I AM making the world my confessor in this Portrayal. My mind is fairly bursting with egotism and pain, and in writing this I find a merciful outlet. I have become fond of my Portrayal. Often I lay my forehead and my lips caressingly upon the pages.

And I wish to let you know that there is in existence a genius—an unhappy genius, a genius starving in Montana in the barrenness—but still a genius. I am a creature the like of which you have never before happened upon. You have never suspected that there is such a person. I know that there is not such another. As I said in the beginning, the world contains not my parallel.

I am a fantasy—an absurdity—a genius!

Had I been one of the beasts that perish I had been likewise a fantasy. I think I should have been a small animal composite of a pig, a leopard, and a skunk: an animal that I fancy would be uncanny to look upon but admirable for a pet.

However, I am not one of the beasts that perish.

I am human.

That is another remarkable point.

I have heard persons say they can hardly believe I am quite human.

I am the most human creature that ever was placed on the earth. The geniuses are always more human than the herd. Almost a perfection of humanness is reached in me. This by itself makes me extraordinary. The rarest thing in the world, I find, is the quality of humanness.

Humanity and humaneness are much less rare.

"It is a brave thing to understand something of what we see." Indeed it is. An exceeding brave thing. The one who said that had surely gone out on the highways and byways and found how little he could understand.

To understand oneself is not so brave a thing. To go in among the hidden gray shadows of the deep things is a fool's errand. It is not from choice that I do it. No one carries a mill-stone around her neck from choice. When I see what is among the hidden gray shadows—when I see a vision of Myself—I am seized with a strange, sick terror.

A fool's errand—but one that I must need go—and for that matter I myself am a fool.

Yet to know oneself well is a rare fine art.

I analyze myself now. I analyzed myself when I was three years old.

The only difference is that at the age of three I was not aware that I analyzed. It is true, that is a great difference. Now I know that I am analyzing at nineteen, and now I know that I analyzed at three.

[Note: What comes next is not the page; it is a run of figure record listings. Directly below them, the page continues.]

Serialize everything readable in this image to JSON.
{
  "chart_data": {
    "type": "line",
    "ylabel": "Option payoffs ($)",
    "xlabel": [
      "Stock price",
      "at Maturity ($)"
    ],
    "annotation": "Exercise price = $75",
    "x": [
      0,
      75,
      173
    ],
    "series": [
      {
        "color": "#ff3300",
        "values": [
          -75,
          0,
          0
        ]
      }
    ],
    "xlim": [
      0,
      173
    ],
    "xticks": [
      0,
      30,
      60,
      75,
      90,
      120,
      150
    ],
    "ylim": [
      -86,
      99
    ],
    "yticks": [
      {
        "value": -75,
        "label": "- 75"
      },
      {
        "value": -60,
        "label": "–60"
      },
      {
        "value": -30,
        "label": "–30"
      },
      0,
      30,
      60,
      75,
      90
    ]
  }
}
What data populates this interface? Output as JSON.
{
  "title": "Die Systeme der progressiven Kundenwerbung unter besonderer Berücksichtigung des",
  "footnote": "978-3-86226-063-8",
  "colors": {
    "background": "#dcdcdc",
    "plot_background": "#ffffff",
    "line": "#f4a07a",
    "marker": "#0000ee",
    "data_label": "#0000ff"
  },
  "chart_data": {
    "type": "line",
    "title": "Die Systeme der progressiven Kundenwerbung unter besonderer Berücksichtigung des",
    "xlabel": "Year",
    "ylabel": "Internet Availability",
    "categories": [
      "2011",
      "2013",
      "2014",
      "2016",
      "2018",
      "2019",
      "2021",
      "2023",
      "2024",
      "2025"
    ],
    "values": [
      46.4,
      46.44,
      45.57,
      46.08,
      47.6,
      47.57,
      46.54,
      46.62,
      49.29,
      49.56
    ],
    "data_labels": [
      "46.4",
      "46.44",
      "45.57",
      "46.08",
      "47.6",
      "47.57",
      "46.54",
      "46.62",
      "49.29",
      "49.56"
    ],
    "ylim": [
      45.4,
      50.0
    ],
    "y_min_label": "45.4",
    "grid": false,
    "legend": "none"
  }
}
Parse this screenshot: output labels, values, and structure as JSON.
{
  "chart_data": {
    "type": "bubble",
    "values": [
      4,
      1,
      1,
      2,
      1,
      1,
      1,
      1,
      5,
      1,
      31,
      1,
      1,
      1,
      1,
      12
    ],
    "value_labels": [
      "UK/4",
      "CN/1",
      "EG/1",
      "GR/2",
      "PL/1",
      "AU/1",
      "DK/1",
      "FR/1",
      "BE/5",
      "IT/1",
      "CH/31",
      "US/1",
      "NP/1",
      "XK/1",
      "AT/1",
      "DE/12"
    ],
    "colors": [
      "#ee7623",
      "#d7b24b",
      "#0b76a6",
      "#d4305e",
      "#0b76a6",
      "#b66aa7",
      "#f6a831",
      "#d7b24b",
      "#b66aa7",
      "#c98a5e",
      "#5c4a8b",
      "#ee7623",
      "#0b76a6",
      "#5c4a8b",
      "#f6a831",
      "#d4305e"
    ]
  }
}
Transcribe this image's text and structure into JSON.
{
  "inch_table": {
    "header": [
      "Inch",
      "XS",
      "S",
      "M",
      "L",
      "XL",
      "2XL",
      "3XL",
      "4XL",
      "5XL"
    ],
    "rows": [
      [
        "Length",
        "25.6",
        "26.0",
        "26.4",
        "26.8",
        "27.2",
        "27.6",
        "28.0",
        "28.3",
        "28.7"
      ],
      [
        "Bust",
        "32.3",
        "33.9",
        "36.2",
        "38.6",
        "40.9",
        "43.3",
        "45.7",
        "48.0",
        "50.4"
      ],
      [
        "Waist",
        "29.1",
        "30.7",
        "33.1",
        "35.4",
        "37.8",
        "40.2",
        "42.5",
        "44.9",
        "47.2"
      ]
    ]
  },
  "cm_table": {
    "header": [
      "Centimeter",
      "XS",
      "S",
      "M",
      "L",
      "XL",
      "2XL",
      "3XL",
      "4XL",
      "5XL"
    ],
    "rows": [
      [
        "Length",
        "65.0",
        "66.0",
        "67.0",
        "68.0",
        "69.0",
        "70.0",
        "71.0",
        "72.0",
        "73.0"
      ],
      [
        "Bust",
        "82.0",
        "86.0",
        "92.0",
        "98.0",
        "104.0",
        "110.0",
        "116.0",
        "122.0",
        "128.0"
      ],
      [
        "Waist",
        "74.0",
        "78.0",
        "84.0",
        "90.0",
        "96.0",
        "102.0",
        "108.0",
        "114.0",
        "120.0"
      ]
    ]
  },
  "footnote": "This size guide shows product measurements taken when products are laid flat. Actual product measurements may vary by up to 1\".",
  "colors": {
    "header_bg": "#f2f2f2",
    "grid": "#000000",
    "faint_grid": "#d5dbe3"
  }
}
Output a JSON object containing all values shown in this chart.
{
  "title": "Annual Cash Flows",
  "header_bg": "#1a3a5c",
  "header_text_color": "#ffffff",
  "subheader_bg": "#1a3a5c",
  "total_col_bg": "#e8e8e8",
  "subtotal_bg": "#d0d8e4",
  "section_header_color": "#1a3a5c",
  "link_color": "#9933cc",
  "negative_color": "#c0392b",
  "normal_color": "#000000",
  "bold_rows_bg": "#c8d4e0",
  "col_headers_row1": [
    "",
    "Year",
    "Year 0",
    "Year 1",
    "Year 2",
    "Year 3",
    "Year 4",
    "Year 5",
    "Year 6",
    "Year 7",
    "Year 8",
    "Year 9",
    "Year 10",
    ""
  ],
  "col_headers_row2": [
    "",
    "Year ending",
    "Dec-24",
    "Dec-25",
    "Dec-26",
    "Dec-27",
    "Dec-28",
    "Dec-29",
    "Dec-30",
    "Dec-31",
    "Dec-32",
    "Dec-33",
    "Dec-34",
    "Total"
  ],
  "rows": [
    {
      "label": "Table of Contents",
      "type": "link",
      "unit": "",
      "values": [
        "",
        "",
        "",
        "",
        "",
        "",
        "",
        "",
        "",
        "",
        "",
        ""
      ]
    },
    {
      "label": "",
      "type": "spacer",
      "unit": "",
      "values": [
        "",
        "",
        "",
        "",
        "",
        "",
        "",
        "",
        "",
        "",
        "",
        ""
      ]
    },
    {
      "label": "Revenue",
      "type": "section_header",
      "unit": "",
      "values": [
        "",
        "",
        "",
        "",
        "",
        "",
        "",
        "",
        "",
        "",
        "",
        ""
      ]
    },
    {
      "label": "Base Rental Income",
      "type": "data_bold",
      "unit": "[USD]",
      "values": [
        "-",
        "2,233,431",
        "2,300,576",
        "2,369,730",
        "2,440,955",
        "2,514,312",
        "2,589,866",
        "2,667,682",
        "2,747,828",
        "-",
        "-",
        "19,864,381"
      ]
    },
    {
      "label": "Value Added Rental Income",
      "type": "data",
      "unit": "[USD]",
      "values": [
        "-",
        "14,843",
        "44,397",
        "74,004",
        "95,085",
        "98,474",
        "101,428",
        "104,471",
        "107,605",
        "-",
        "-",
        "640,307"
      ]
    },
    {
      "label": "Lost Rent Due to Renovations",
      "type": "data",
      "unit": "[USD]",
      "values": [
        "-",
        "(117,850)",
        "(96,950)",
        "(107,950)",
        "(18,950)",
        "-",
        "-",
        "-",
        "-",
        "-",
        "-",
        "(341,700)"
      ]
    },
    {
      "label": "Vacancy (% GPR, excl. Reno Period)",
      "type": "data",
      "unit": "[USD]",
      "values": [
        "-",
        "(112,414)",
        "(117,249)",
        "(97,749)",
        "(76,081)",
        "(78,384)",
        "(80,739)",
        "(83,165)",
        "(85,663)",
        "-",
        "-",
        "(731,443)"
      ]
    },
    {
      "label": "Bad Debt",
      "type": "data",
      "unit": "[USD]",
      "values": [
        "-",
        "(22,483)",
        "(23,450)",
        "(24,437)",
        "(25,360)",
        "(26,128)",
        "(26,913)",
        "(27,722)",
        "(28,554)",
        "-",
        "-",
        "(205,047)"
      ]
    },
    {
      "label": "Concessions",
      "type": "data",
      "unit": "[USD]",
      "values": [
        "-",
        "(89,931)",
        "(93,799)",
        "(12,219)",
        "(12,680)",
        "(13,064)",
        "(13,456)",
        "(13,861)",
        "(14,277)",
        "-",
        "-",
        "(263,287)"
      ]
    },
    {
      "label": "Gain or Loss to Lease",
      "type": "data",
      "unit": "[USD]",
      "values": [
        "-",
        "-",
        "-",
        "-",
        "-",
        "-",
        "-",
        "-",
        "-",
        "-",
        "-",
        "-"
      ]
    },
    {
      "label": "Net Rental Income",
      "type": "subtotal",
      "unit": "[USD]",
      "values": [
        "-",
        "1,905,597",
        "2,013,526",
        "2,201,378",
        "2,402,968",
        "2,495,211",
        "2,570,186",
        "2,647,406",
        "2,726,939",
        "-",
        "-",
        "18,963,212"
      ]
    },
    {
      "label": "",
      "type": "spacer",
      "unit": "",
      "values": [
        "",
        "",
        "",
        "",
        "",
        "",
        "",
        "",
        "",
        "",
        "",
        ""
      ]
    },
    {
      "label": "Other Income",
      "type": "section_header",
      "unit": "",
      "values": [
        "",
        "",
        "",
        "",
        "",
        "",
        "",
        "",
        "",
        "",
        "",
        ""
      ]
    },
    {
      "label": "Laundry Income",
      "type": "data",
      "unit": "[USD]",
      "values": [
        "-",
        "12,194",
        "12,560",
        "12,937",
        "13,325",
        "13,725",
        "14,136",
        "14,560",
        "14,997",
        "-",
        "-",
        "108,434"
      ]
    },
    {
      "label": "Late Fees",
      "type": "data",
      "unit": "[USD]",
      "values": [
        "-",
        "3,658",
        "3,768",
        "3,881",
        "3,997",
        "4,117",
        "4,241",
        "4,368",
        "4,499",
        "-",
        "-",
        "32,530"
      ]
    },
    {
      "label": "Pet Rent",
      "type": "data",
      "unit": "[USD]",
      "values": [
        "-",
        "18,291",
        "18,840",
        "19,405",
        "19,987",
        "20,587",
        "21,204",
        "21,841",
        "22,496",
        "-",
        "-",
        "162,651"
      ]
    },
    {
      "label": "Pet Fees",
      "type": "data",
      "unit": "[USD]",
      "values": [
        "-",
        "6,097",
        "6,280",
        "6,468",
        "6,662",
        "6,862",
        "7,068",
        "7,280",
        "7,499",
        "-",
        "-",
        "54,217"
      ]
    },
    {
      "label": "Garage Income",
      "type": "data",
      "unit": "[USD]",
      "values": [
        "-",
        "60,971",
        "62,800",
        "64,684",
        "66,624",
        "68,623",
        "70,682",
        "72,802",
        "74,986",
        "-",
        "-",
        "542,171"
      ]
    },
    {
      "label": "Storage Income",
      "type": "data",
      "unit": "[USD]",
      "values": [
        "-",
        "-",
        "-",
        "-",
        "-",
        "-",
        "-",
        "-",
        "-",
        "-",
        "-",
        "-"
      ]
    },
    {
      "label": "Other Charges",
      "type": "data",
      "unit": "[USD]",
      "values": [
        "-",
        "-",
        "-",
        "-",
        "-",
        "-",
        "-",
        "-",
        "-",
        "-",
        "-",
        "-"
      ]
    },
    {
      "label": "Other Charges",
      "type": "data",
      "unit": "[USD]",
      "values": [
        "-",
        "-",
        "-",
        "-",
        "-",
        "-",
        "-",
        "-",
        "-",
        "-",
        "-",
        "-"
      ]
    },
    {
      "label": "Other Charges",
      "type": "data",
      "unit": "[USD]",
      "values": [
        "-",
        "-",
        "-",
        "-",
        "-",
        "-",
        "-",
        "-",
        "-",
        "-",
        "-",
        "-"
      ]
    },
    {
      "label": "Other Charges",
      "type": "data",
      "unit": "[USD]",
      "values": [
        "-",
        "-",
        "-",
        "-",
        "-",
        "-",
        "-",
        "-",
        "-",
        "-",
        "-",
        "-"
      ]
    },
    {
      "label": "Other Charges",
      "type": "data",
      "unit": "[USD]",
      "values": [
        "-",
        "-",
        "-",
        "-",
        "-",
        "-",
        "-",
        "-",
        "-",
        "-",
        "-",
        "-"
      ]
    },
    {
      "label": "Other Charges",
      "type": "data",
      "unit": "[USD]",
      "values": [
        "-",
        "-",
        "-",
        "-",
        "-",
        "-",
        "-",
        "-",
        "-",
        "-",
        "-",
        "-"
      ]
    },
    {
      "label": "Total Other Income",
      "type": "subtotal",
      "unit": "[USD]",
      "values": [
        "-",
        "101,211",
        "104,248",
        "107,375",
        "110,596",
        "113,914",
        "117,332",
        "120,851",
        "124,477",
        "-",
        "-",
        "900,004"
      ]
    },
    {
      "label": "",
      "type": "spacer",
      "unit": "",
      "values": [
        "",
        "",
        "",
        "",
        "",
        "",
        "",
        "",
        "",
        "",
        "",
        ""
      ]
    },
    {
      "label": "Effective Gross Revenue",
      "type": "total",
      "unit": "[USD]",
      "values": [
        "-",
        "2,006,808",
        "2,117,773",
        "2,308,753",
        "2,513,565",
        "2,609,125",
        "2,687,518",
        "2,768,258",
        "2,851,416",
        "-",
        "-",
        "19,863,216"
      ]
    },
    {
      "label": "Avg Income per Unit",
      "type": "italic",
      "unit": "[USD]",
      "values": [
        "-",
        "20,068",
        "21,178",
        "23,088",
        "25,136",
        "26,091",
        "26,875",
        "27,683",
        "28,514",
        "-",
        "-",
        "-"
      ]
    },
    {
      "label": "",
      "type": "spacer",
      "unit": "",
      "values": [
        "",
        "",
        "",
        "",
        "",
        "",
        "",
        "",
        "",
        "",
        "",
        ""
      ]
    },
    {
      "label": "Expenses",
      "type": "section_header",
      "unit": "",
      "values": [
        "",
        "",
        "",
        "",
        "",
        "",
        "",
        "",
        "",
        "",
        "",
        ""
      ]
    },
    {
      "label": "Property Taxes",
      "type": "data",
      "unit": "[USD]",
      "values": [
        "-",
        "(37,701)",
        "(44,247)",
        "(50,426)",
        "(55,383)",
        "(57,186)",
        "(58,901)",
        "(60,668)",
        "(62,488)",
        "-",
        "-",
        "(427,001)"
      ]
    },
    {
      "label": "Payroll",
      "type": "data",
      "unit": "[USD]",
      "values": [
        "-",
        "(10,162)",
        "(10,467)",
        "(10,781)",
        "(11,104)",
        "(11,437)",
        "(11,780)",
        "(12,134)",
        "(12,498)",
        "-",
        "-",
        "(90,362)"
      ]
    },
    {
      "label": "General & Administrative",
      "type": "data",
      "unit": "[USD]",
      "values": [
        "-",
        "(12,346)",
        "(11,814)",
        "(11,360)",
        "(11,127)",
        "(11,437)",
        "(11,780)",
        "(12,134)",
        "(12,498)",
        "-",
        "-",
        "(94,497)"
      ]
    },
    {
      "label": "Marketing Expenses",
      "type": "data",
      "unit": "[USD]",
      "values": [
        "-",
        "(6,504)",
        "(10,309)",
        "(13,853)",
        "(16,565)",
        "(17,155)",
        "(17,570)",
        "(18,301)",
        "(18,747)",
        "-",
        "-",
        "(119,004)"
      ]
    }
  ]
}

And at the age of nineteen I know that I am a genius.

A genius who does not know that he is a genius is no genius. A drunken man might stagger up to a piano and accidentally play music that vibrates to the soul—that touches upon the mysteries. But he does not know his power, and he is no genius, though men awaken and go mad therefrom.

I know that I am a genius more than any genius that has lived.

I have a feeling that the world will never know this.

And as I think of it I wonder if angels are not weeping somewhere because of it.